More About Debt to GDP Ratio
- A country able to continue paying interest on its debt, without refinancing, and without hampering economic growth, is generally considered to be stable.
- When a country defaults on its debt, it often triggers financial panic in domestic and international markets alike. As a rule, the higher a country’s debt-to-GDP ratio climbs, the higher its risk of default becomes.
- A study by the World Bank found that countries whose debt-to-GDP ratios exceed 77% for prolonged periods, experience significant slowdowns in economic growth.
- This phenomenon is even more pronounced in emerging markets, where each additional percentage point of debt over 64%, annually slows growth by 2%.
- If a country were a household, GDP is like its income. Banks will give you a bigger loan if one makes more money. In the same way, investors will be happy to take on a country’s debt if it has a relatively higher level of economic output.

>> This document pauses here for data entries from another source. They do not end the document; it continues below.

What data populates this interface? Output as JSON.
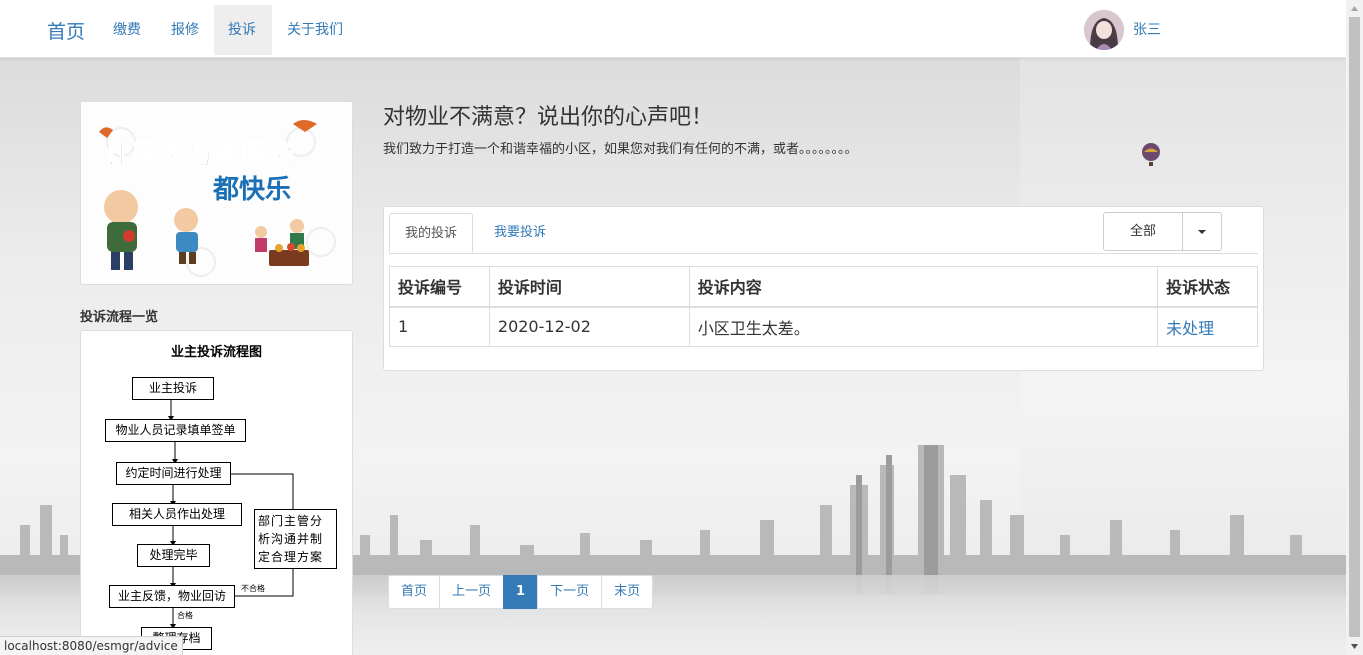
{
  "navbar": {
    "brand": "首页",
    "items": [
      "缴费",
      "报修",
      "投诉",
      "关于我们"
    ],
    "active_index": 2,
    "user_name": "张三"
  },
  "sidebar": {
    "banner_text_line1": "让服务与被服务",
    "banner_text_line2": "都快乐",
    "flow_title": "投诉流程一览",
    "flowchart": {
      "heading": "业主投诉流程图",
      "nodes": [
        "业主投诉",
        "物业人员记录填单签单",
        "约定时间进行处理",
        "相关人员作出处理",
        "处理完毕",
        "业主反馈，物业回访",
        "整理存档"
      ],
      "side_node": "部门主管分析沟通并制定合理方案",
      "label_fail": "不合格",
      "label_pass": "合格"
    }
  },
  "main": {
    "heading": "对物业不满意？说出你的心声吧！",
    "subheading": "我们致力于打造一个和谐幸福的小区，如果您对我们有任何的不满，或者。。。。。。。。",
    "tabs": [
      "我的投诉",
      "我要投诉"
    ],
    "active_tab": 0,
    "filter_label": "全部",
    "table": {
      "headers": [
        "投诉编号",
        "投诉时间",
        "投诉内容",
        "投诉状态"
      ],
      "rows": [
        {
          "id": "1",
          "time": "2020-12-02",
          "content": "小区卫生太差。",
          "status": "未处理"
        }
      ]
    },
    "pagination": [
      "首页",
      "上一页",
      "1",
      "下一页",
      "末页"
    ],
    "current_page": "1"
  },
  "statusbar": {
    "url": "localhost:8080/esmgr/advice"
  },
  "colors": {
    "link": "#337ab7",
    "active_page": "#337ab7",
    "banner_title": "#1a6fb5"
  }
}
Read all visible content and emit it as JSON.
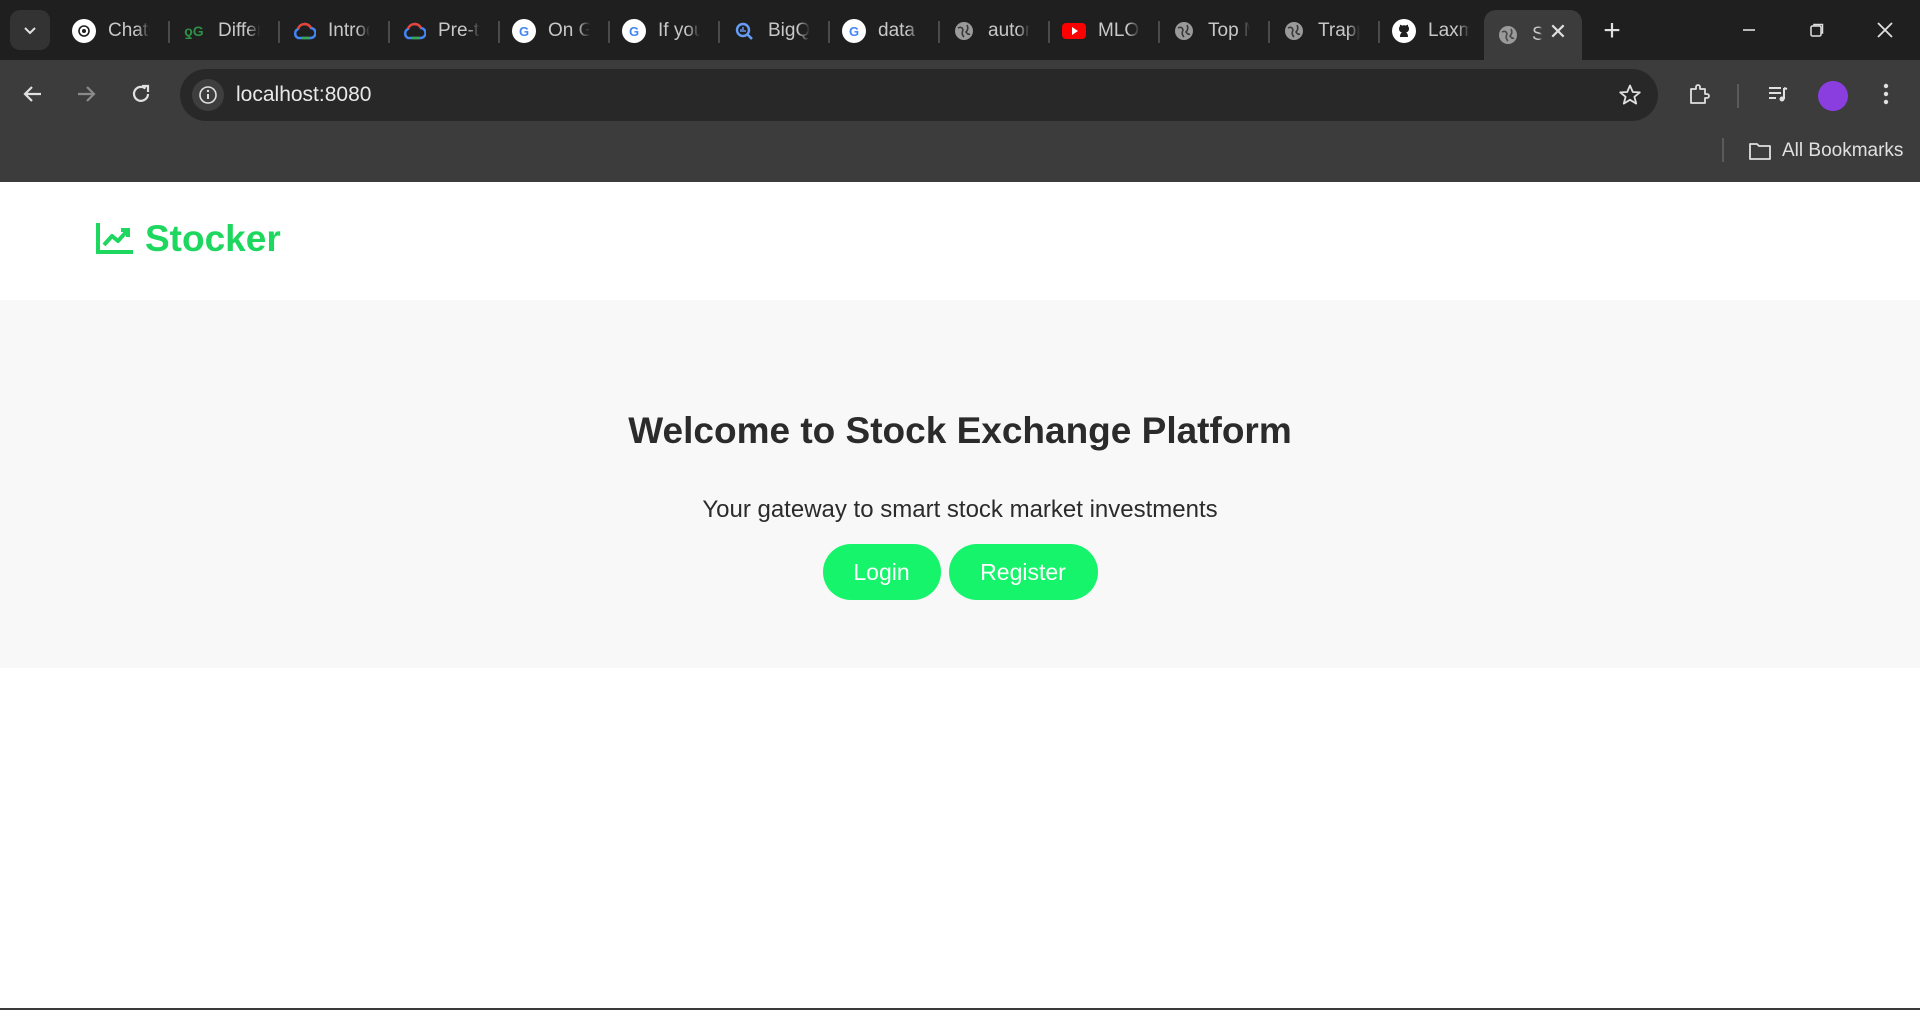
{
  "browser": {
    "tabs": [
      {
        "title": "ChatGPT",
        "icon": "chatgpt-icon",
        "color": "#ffffff"
      },
      {
        "title": "Difference",
        "icon": "geeksforgeeks-icon",
        "color": "#2f8d46"
      },
      {
        "title": "Introduction",
        "icon": "google-cloud-icon",
        "color": "#ea4335"
      },
      {
        "title": "Pre-trained",
        "icon": "google-cloud-icon",
        "color": "#4285f4"
      },
      {
        "title": "On Google",
        "icon": "google-icon",
        "color": "#ffffff"
      },
      {
        "title": "If you",
        "icon": "google-icon",
        "color": "#ffffff"
      },
      {
        "title": "BigQuery",
        "icon": "bigquery-icon",
        "color": "#669df6"
      },
      {
        "title": "data",
        "icon": "google-icon",
        "color": "#ffffff"
      },
      {
        "title": "automl",
        "icon": "globe-icon",
        "color": "#9a9a9a"
      },
      {
        "title": "MLOps",
        "icon": "youtube-icon",
        "color": "#ff0000"
      },
      {
        "title": "Top ML",
        "icon": "globe-icon",
        "color": "#9a9a9a"
      },
      {
        "title": "Trapping",
        "icon": "globe-icon",
        "color": "#9a9a9a"
      },
      {
        "title": "Laxmi",
        "icon": "github-icon",
        "color": "#ffffff"
      },
      {
        "title": "Stocker",
        "icon": "globe-icon",
        "color": "#9a9a9a",
        "active": true
      }
    ],
    "address": "localhost:8080",
    "bookmarks_label": "All Bookmarks",
    "profile_color": "#8a3ee0"
  },
  "site": {
    "brand": "Stocker",
    "brand_icon": "chart-line-icon",
    "brand_color": "#1ed75f",
    "hero": {
      "title": "Welcome to Stock Exchange Platform",
      "subtitle": "Your gateway to smart stock market investments",
      "login_label": "Login",
      "register_label": "Register",
      "button_color": "#15f46a"
    }
  }
}
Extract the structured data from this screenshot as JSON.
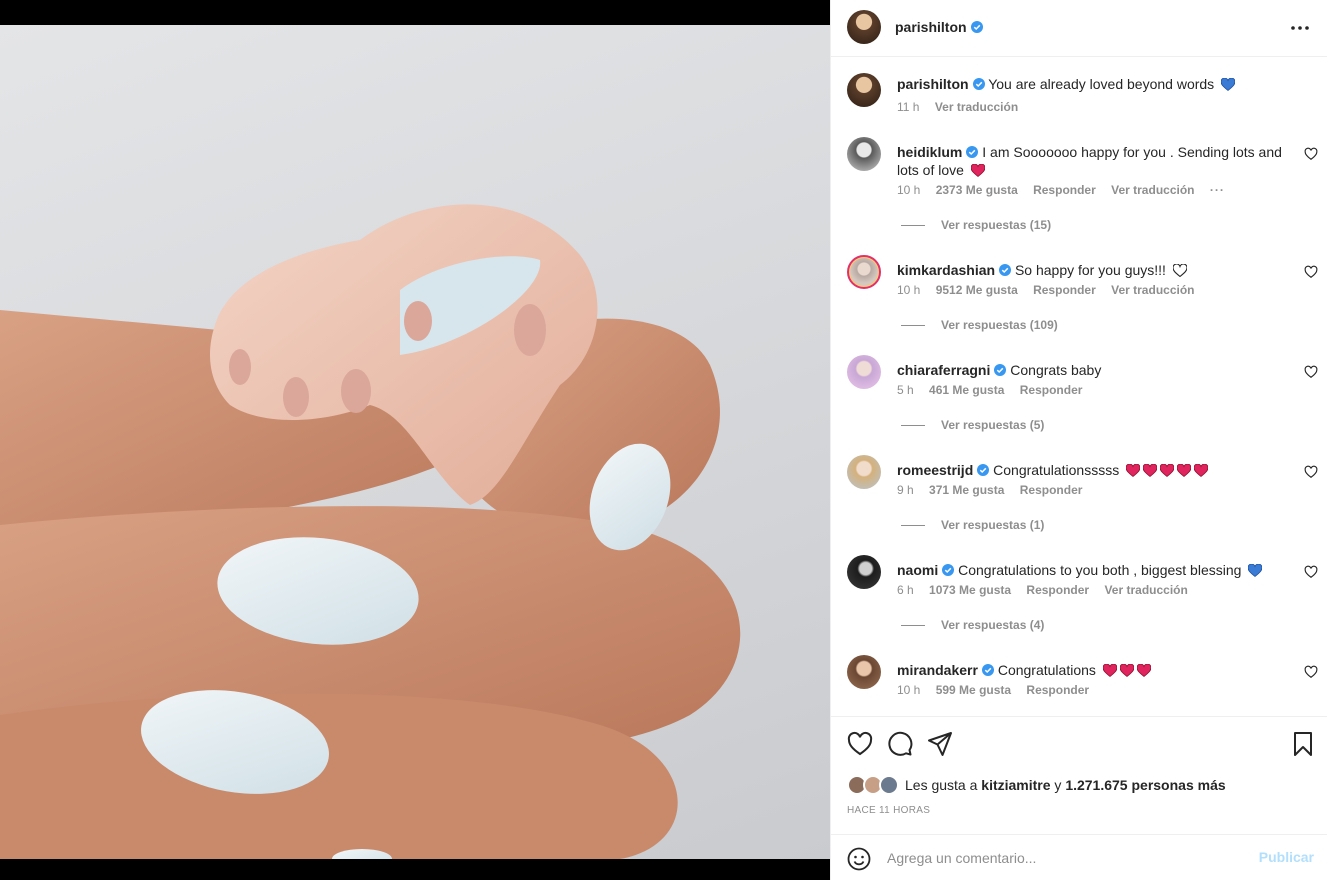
{
  "post": {
    "author": "parishilton",
    "colors": {
      "verified": "#3897f0",
      "link_muted": "#b2dffc",
      "heart_red": "#ed4956",
      "heart_blue": "#3a7bd5"
    }
  },
  "caption": {
    "user": "parishilton",
    "text": "You are already loved beyond words",
    "emoji": "blue-heart",
    "time": "11 h",
    "translate": "Ver traducción"
  },
  "comments": [
    {
      "user": "heidiklum",
      "text": "I am Sooooooo happy for you . Sending lots and lots of love",
      "emoji": [
        "red-heart"
      ],
      "time": "10 h",
      "likes": "2373 Me gusta",
      "reply": "Responder",
      "translate": "Ver traducción",
      "replies": "Ver respuestas (15)"
    },
    {
      "user": "kimkardashian",
      "text": "So happy for you guys!!!",
      "emoji": [
        "white-heart"
      ],
      "time": "10 h",
      "likes": "9512 Me gusta",
      "reply": "Responder",
      "translate": "Ver traducción",
      "replies": "Ver respuestas (109)"
    },
    {
      "user": "chiaraferragni",
      "text": "Congrats baby",
      "emoji": [],
      "time": "5 h",
      "likes": "461 Me gusta",
      "reply": "Responder",
      "translate": "",
      "replies": "Ver respuestas (5)"
    },
    {
      "user": "romeestrijd",
      "text": "Congratulationsssss",
      "emoji": [
        "red-heart",
        "red-heart",
        "red-heart",
        "red-heart",
        "red-heart"
      ],
      "time": "9 h",
      "likes": "371 Me gusta",
      "reply": "Responder",
      "translate": "",
      "replies": "Ver respuestas (1)"
    },
    {
      "user": "naomi",
      "text": "Congratulations to you both , biggest blessing",
      "emoji": [
        "blue-heart"
      ],
      "time": "6 h",
      "likes": "1073 Me gusta",
      "reply": "Responder",
      "translate": "Ver traducción",
      "replies": "Ver respuestas (4)"
    },
    {
      "user": "mirandakerr",
      "text": "Congratulations",
      "emoji": [
        "red-heart",
        "red-heart",
        "red-heart"
      ],
      "time": "10 h",
      "likes": "599 Me gusta",
      "reply": "Responder",
      "translate": "",
      "replies": ""
    }
  ],
  "likes": {
    "prefix": "Les gusta a",
    "user": "kitziamitre",
    "conj": "y",
    "others": "1.271.675 personas más"
  },
  "timestamp": "HACE 11 HORAS",
  "add_comment": {
    "placeholder": "Agrega un comentario...",
    "publish": "Publicar"
  }
}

India’s Public Debt to GDP Ratio
- India’s public debt ratio, which remarkably remained stable at around 70% of the GDP since 1991, is projected to jump by 17 percentage points to nearly 90% because of increase in public spending due to Covid-19, the IMF has said.
- Going forward it is projected to stabilise in 2021, before slowly declining up to the end of the projection period, in 2025. Broadly speaking the pattern of public debt in India is close to the norm around the world.
- Government debt stood at 66.4% of GDP in FY 2000 and 66.6% in FY15. Since then, it has been heading north at a faster pace, reaching 75% in FY20.
- The report says unless private spending picks up strongly, real GDP growth over the next decade will be slower, averaging at 5-6% as against 7% in the 2010s. While real GDP growth averaged at 6.8% between FY14 and FY20, real fiscal spending grew at an average of 9% during the period.